Despite lumber prices going through the roof, builder confidence in the market for newly-built single-family homes reached a new record high this month, according to the National Association of Home Builders.
In August, NAHB/Wells Fargo Housing Market Index (HMI) reached 78, the highest reading in the 35-year history of the series, matching the record set in December 1998. Homebuilder optimism in September surpassed that by five points – soaring to an all-time high of 83.
However, rising costs for materials, especially lumber, and delivery delays have remained a cause of concern among builders.
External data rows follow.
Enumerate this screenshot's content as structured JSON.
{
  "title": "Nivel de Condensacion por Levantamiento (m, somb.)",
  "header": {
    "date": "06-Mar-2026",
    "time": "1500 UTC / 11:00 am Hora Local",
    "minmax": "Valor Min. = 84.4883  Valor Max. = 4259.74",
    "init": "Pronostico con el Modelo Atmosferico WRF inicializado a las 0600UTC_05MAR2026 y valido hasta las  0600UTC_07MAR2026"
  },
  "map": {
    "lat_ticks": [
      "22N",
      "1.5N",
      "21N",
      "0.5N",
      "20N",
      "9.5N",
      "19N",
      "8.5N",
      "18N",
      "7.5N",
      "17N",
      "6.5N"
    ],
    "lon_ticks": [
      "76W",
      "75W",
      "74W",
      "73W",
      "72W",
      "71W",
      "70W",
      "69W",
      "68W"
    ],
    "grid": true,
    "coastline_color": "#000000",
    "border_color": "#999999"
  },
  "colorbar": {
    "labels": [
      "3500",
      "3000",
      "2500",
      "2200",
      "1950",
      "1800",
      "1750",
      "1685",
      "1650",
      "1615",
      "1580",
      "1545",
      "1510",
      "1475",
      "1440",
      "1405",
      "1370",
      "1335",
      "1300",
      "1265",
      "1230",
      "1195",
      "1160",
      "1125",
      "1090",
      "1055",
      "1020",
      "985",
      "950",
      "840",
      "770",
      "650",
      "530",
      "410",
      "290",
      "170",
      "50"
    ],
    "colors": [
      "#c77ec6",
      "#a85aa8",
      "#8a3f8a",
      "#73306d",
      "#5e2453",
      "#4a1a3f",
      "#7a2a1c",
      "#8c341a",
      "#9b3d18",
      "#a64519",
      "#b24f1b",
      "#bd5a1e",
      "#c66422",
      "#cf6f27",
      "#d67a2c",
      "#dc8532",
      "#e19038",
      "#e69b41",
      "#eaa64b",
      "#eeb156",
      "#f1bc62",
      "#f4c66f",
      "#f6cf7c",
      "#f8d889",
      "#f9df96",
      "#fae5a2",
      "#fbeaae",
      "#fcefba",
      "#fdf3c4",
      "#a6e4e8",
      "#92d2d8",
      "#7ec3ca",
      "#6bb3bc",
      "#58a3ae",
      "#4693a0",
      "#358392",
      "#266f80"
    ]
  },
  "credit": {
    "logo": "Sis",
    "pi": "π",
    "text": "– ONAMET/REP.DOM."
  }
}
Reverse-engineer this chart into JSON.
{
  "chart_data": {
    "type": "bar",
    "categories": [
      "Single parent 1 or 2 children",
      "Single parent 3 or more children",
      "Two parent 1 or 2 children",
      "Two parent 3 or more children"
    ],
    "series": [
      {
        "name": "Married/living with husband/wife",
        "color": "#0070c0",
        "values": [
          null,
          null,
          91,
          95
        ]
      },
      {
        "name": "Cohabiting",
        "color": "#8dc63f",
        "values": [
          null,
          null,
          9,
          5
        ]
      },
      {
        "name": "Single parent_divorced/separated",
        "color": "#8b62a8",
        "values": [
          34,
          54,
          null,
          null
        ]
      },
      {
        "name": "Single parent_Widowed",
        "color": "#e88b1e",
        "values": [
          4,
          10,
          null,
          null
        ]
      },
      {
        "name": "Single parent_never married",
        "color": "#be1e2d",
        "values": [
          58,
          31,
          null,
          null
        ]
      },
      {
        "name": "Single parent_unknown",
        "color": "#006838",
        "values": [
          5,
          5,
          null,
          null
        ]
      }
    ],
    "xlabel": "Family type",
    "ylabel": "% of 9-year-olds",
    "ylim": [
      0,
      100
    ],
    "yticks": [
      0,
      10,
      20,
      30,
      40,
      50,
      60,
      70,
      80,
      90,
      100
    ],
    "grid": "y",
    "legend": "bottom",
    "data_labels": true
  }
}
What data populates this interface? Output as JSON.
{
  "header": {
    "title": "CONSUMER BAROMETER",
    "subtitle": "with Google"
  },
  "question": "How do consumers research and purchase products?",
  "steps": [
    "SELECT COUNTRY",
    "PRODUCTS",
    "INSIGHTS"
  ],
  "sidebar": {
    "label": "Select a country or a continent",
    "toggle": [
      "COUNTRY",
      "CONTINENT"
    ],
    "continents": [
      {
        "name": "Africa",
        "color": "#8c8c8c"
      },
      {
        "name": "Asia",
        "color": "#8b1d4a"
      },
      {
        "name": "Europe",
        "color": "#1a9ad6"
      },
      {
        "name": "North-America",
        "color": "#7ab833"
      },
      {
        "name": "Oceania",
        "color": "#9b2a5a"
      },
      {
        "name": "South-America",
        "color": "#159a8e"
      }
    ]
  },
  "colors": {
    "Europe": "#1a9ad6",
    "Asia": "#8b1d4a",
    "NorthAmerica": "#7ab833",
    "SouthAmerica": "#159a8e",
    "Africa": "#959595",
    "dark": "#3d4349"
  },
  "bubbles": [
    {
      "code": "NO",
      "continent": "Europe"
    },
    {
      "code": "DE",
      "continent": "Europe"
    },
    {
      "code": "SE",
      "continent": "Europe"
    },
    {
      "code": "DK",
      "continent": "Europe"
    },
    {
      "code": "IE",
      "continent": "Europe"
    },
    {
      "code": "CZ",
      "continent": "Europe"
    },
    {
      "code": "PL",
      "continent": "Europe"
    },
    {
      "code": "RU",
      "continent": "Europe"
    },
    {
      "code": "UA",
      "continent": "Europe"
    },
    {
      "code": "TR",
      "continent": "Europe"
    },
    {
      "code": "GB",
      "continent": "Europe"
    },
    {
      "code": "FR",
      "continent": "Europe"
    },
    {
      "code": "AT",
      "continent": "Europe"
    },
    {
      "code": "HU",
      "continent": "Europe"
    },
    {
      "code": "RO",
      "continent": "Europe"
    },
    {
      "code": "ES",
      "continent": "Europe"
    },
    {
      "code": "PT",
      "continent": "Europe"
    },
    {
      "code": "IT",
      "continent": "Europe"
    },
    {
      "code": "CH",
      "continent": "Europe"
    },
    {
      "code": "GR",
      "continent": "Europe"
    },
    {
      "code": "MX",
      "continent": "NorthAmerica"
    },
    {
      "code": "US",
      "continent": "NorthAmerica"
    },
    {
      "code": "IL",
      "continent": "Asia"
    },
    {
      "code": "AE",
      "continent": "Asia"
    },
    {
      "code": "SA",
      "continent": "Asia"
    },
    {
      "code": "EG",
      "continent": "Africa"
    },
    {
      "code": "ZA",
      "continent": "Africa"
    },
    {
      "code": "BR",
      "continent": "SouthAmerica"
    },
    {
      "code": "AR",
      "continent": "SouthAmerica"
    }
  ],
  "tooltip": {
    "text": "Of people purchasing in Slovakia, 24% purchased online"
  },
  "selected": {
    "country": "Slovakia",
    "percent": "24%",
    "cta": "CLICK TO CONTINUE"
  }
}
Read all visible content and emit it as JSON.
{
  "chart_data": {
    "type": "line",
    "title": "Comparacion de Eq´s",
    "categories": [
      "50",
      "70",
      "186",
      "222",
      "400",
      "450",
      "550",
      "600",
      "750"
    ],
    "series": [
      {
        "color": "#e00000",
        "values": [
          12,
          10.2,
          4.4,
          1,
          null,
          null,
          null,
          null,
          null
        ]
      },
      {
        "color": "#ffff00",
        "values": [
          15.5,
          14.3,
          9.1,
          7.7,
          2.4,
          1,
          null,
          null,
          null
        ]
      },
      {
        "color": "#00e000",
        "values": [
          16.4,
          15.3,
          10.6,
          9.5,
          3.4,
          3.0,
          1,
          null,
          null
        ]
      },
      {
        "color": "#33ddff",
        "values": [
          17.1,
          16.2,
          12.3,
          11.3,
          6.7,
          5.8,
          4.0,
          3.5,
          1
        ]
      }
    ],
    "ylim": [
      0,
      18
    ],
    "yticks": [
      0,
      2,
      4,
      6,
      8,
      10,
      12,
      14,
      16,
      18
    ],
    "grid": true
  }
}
“Lumber prices are now up more than 170% since mid-April, adding more than $16,000 to the price of a typical new single-family home,” said NAHB Chief Economist Robert Dietz. “That said, the suburban shift for home building is keeping builders busy, supported on the demand side by low-interest rates. In another sign of this growing trend, builders in other parts of the country have reported receiving calls from customers in high-density markets asking about relocating.”
All HMI indices posted their highest readings ever in September. The HMI measuring current sales conditions increased four points to 88, the component gauging sales expectations in the next six months rose six points to 84, and the measure charting traffic of prospective buyers jumped nine points to 73.
Regionally, the Northeast experienced an 11-point gain to 76, the Midwest was up nine points to 72, the South climbed eight points to 79, and the West increased seven points to 85.
“More domestic lumber production or tariff relief is needed to avoid a slowdown in the market in the coming months,” said NAHB Chairman Chuck Fowke.